Residents in the Hess Development should receive a letter from Greencastle Area Franklin County Water Authority in the next week or two. Members Greg Rock, Bob Miller and Jason Gerhart passed a resolution Monday night regarding mandatory connection. They would not release details publicly on a timeframe or cost until the households were first notified directly. The decision was reached after an executive session within the meeting.

 The resolution read, "Whereas this board is authorized, pursuant to Antrim Township Ordinance 266 of 2000, to take appropriate action regarding the connection of principal buildings lying within 150 feet of the authority's public water supply to said public water supply, and whereas this board wishes to exercise its authority in such a way as to minimize the financial burden on those property owners who are subject to the requirements of the ordinance, now, therefore, it is hereby resolved that the authority manager (Kenneth Womack) and solicitor (Jan Sulcove) be authorized and directed to take such action as they deem appropriate to secure the connection of the residences in the Hess Development to the authority's public water supply."

The board said they had been working on the issue for a long time and were finally ready to take action.

Since 2007 the Hess Development has been in the news. GAFCWA notified the residents that after a water line was installed in 2008, ten homes would be required to connect. It negotiated with Antrim Township on a timeline and fee for the connection. The homes were in the Greencastle service area but located in the township. GAFCWA put the ordinance enforcement on the back burner in 2009 after it made an offer to purchase the Antrim Township Water Authority water system. The mandatory connection then became a point of contention between the two municipalities, with both taking opposite stances on the meaning of a law which took effect in September 2008. Some Antrim supervisors believe the law exempted Hess from hooking up to public water, but Greencastle did not agree. The purchase of the water system has not occurred, due in part to this issue.

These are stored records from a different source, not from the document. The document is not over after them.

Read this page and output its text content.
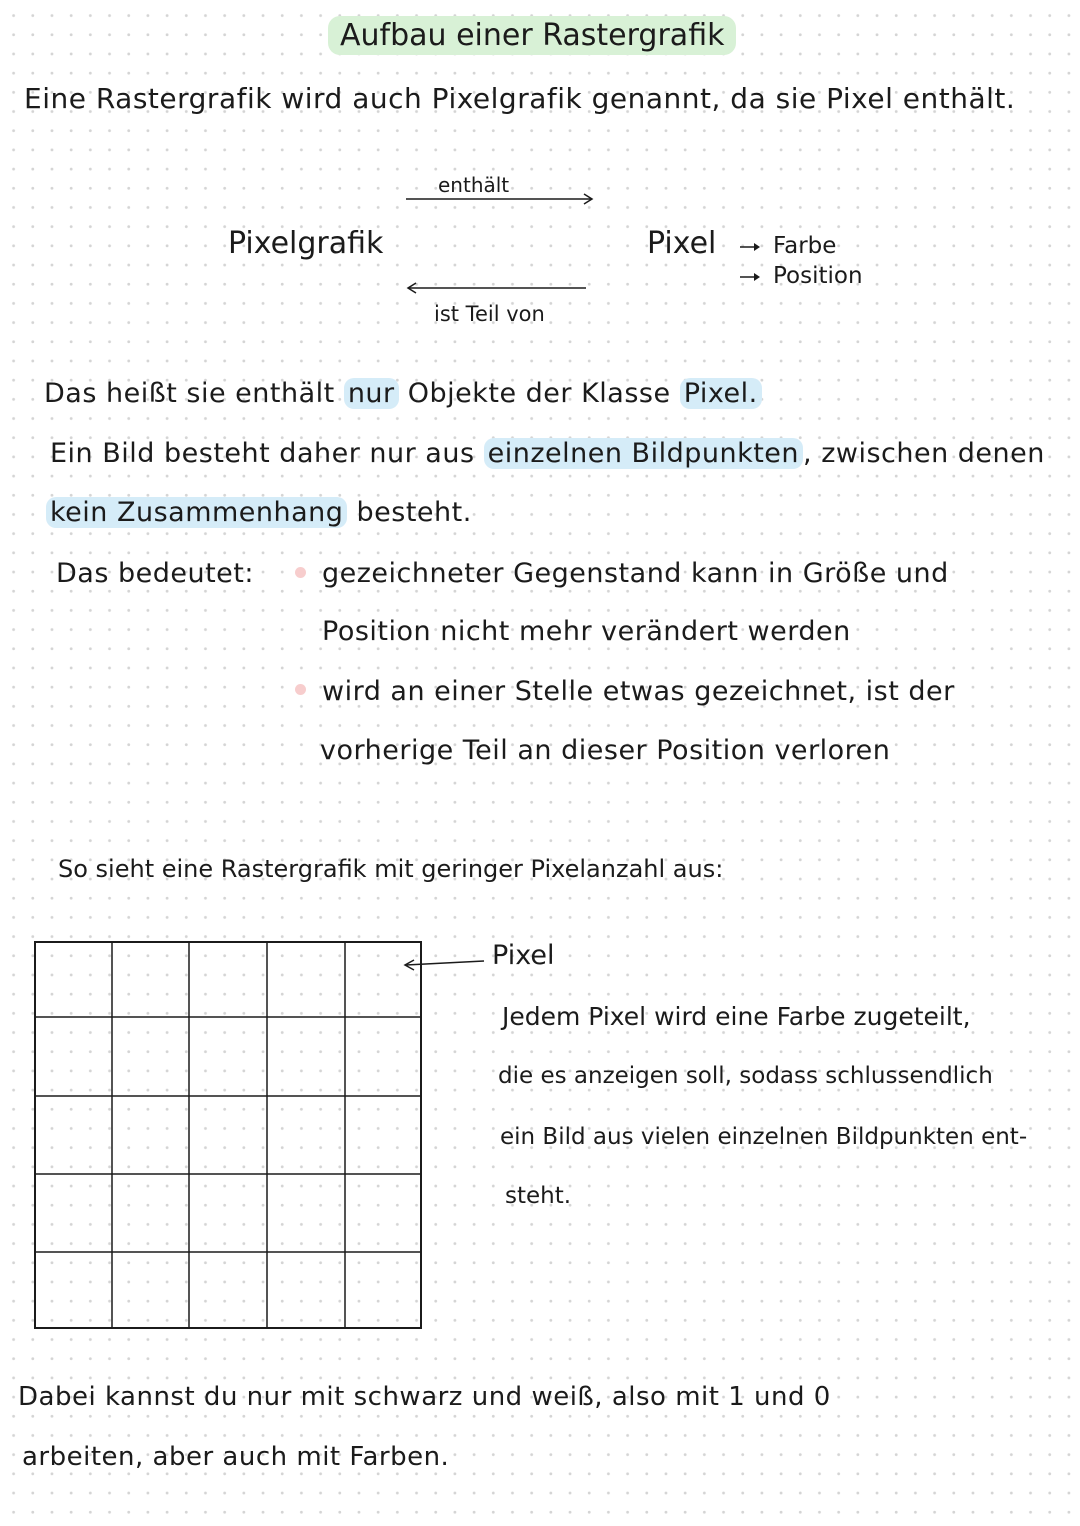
Aufbau einer Rastergrafik
Eine Rastergrafik wird auch Pixelgrafik genannt, da sie Pixel enthält.
enthält
Pixelgrafik	Pixel Farbe
Position
ist Teil von
Das heißt sie enthält nur Objekte der Klasse Pixel.
Ein Bild besteht daher nur aus einzelnen Bildpunkten , zwischen denen
kein Zusammenhang besteht.
Das bedeutet:	gezeichneter Gegenstand kann in Größe und
Position nicht mehr verändert werden
wird an einer Stelle etwas gezeichnet, ist der
vorherige Teil an dieser Position verloren
So sieht eine Rastergrafik mit geringer Pixelanzahl aus:
Pixel
Jedem Pixel wird eine Farbe zugeteilt,
die es anzeigen soll, sodass schlussendlich
ein Bild aus vielen einzelnen Bildpunkten ent-
steht.
Dabei kannst du nur mit schwarz und weiß, also mit 1 und 0
arbeiten, aber auch mit Farben.
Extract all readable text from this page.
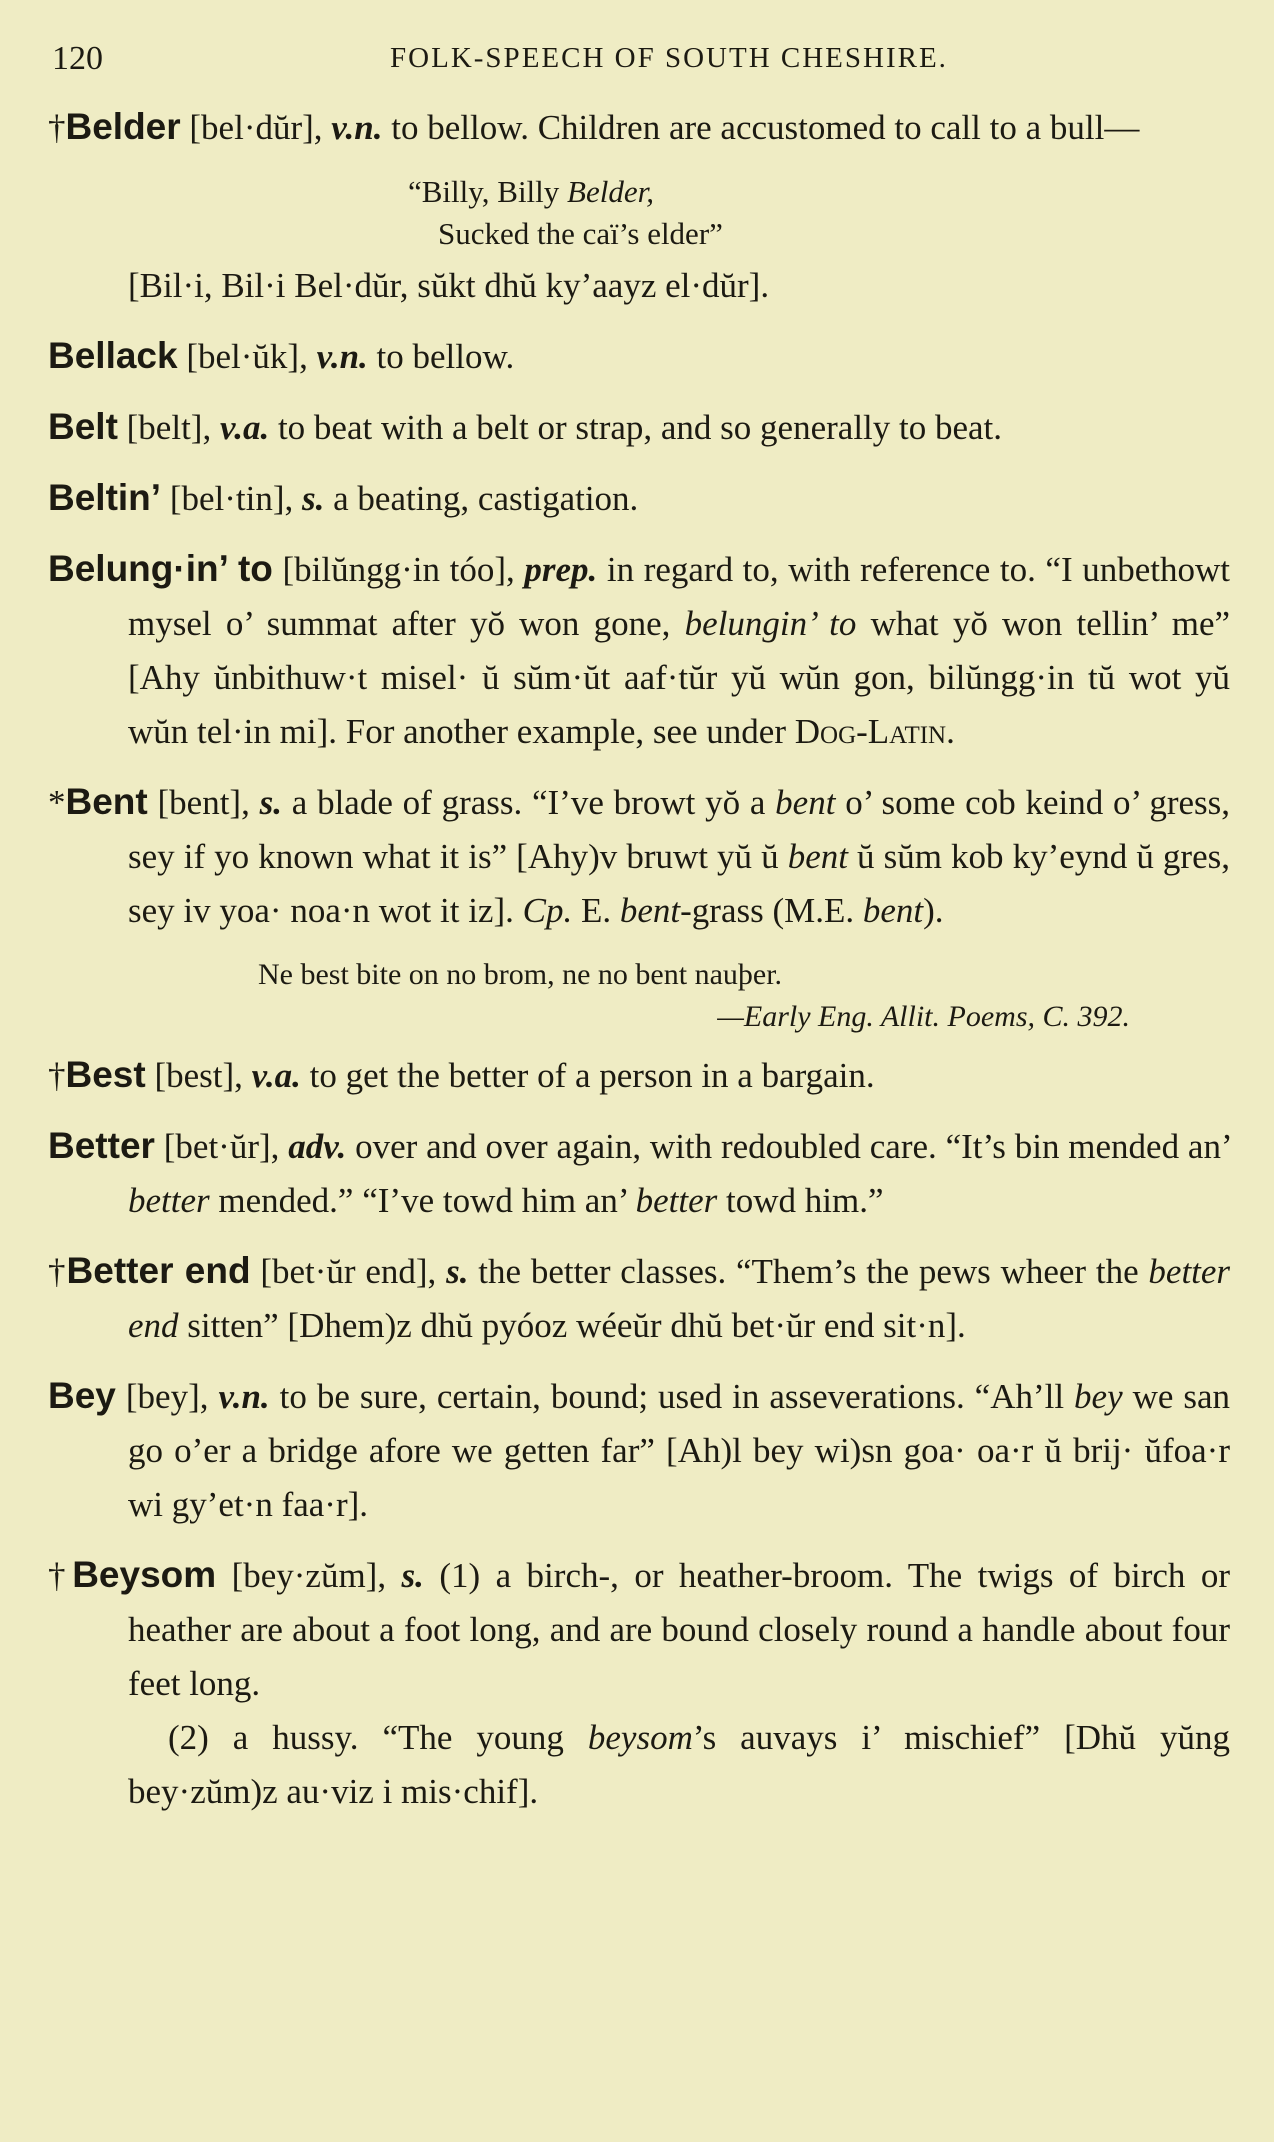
120	FOLK-SPEECH OF SOUTH CHESHIRE.

†Belder [bel·dŭr], v.n. to bellow. Children are accustomed to call to a bull—

“Billy, Billy Belder,
Sucked the caï’s elder”

[Bil·i, Bil·i Bel·dŭr, sŭkt dhŭ ky’aayz el·dŭr].

Bellack [bel·ŭk], v.n. to bellow.

Belt [belt], v.a. to beat with a belt or strap, and so generally to beat.

Beltin’ [bel·tin], s. a beating, castigation.

Belung·in’ to [bilŭngg·in tóo], prep. in regard to, with reference to. “I unbethowt mysel o’ summat after yŏ won gone, belungin’ to what yŏ won tellin’ me” [Ahy ŭnbithuw·t misel· ŭ sŭm·ŭt aaf·tŭr yŭ wŭn gon, bilŭngg·in tŭ wot yŭ wŭn tel·in mi]. For another example, see under Dog-Latin.

*Bent [bent], s. a blade of grass. “I’ve browt yŏ a bent o’ some cob keind o’ gress, sey if yo known what it is” [Ahy)v bruwt yŭ ŭ bent ŭ sŭm kob ky’eynd ŭ gres, sey iv yoa· noa·n wot it iz]. Cp. E. bent-grass (M.E. bent).

Ne best bite on no brom, ne no bent nauþer.
—Early Eng. Allit. Poems, C. 392.

†Best [best], v.a. to get the better of a person in a bargain.

Better [bet·ŭr], adv. over and over again, with redoubled care. “It’s bin mended an’ better mended.” “I’ve towd him an’ better towd him.”

†Better end [bet·ŭr end], s. the better classes. “Them’s the pews wheer the better end sitten” [Dhem)z dhŭ pyóoz wéeŭr dhŭ bet·ŭr end sit·n].

Bey [bey], v.n. to be sure, certain, bound; used in asseverations. “Ah’ll bey we san go o’er a bridge afore we getten far” [Ah)l bey wi)sn goa· oa·r ŭ brij· ŭfoa·r wi gy’et·n faa·r].

†Beysom [bey·zŭm], s. (1) a birch-, or heather-broom. The twigs of birch or heather are about a foot long, and are bound closely round a handle about four feet long.
(2) a hussy. “The young beysom’s auvays i’ mischief” [Dhŭ yŭng bey·zŭm)z au·viz i mis·chif].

In other business, the members recognized that if Tom Mongold did not make his next payment toward a water main extension on U.S. 11 South that would serve his Heritage Estates West development, time could run out and he might not have access to public water. The May 2 deadline for a remittance of $223,000 had passed. GAFCWA had initially intended to let its engineer start the infrastructure design process on Dec. 1, but delayed that until Mongold signed an agreement on how another $841,000 would be paid. On May 16 the board said construction timing was crucial since PennDOT would be paving the highway next year. The authority did not plan to move forward on the water main project until it received the late payment.